À QUOI PENSENT-ILS QUAND ILS SE REGARDENT DANS UNE GLACE ? par François Leclerc

Billet invité.

Il faut beaucoup de mauvaise foi pour reprocher aux dirigeants européens de rester les bras croisés face à l’exode des réfugiés à la recherche d’un abri qui se poursuit malgré tout. Pour faire suite à la fermeture des frontières, la Commission est en effet passée à l’action. Elle a pris le mal à la racine et la question à bras le corps. Que l’on en juge !

Dimitris Avramopoulos, le commissaire en charge des migrations à Bruxelles, avait été reçu en mai dernier à Pékin par le ministre chinois de la Sécurité publique, Guo Shengkun. « La Chine peut aider l’UE dans sa lutte contre les passeurs de migrants en Méditerranée », a-t-il déclaré à son retour, dûment informé que « les canots pneumatiques utilisés par les réseaux de passeurs en Méditerranée sont fabriqués quelque part en Chine et sont exportés ». Rapportant sur sa mission, il a fait savoir : « j’ai demandé le soutien des autorités chinoises pour repérer ce commerce et le démanteler, car ces produits ne sont pas dans l’intérêt commun, il s’agit d’outils très dangereux mis entre les mains de voyous ».

Et ce n’est pas tout ! Début juin à Berlin, Angela Merkel a réuni de nombreux dirigeants africains et plus d’une centaine d’investisseurs, avec pour objectif « de renforcer la coopération pour un développement économique durable des États africains », dans le but de réduire les migrations. Les nombreux candidats africains au départ auront été certainement sensibles aux bonnes intentions de Christine Lagarde, qui a honoré la rencontre de sa présence et a entendu contribuer, dans un langage simple qui parle au cœur, à « la création de la valeur pour eux et leur famille ». Précision qui mérite d’être soulignée : il ne s’agit pas de financer un programme public d’aide au développement, mais d’attirer les investisseurs privés en leur accordant un soutien politique.

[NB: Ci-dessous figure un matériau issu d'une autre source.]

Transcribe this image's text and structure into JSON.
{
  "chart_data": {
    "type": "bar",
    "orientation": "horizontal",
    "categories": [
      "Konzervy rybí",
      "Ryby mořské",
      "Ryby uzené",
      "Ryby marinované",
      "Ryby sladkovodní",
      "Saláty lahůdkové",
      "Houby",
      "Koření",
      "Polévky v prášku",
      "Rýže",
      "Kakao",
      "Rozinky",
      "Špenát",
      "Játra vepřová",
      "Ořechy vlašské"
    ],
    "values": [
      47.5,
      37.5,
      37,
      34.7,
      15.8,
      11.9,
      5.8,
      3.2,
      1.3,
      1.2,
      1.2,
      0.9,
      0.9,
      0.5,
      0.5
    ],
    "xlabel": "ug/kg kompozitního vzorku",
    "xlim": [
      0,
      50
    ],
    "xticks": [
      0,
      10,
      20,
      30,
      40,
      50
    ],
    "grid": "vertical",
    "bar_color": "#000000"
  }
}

Heureusement, la politique de renforcement de la marine libyenne, afin qu’elle intercepte les réfugiés tant qu’ils sont encore dans les eaux territoriales, commence à porter ses fruits. On n’ose pas dire que ceux-ci sont sauvés, car leur destin est alors de rejoindre des « centres de rétention », un sort peu enviable qui n’est guère plus favorable que de retomber aux mains des passeurs. Les rapports des organisations internationales sur la maltraitance que subissent les réfugiés en Libye sont terrifiants, et il est de la responsabilité des autorités européennes, qui ferment les yeux, de les condamner à la subir. Plus on en apprend des ONG, plus le haut-le-cœur vous prend.

Le plan de « relocalisation » des réfugiés malgré tout parvenus en Europe arrive à échéance mais cela ne va pas donner lieu à des flonflons. Seuls 20.000 réfugiés en ont bénéficié sur un très modeste objectif de 160.000. Aux portes de l’Europe, la Grèce et l’Italie accueillent avec des moyens de fortune les réfugiés par dizaines de milliers. C’est encore un grand succès à mettre à l’actif de la Commission et des gouvernements qui ne tiennent pas leurs engagements. Selon Amnesty International, l’Espagne n’a ainsi accueilli qu’un peu plus de 1.300 réfugiés sur les 17.300 de son quota.

Une dizaine de milliers de manifestants, la maire Manuela Carmena parmi eux, ont hier sauvé l’honneur en réclamant dans les rues de Madrid que soit honoré l’engagement espagnol, avec comme slogan « des ponts, pas des murs ! ».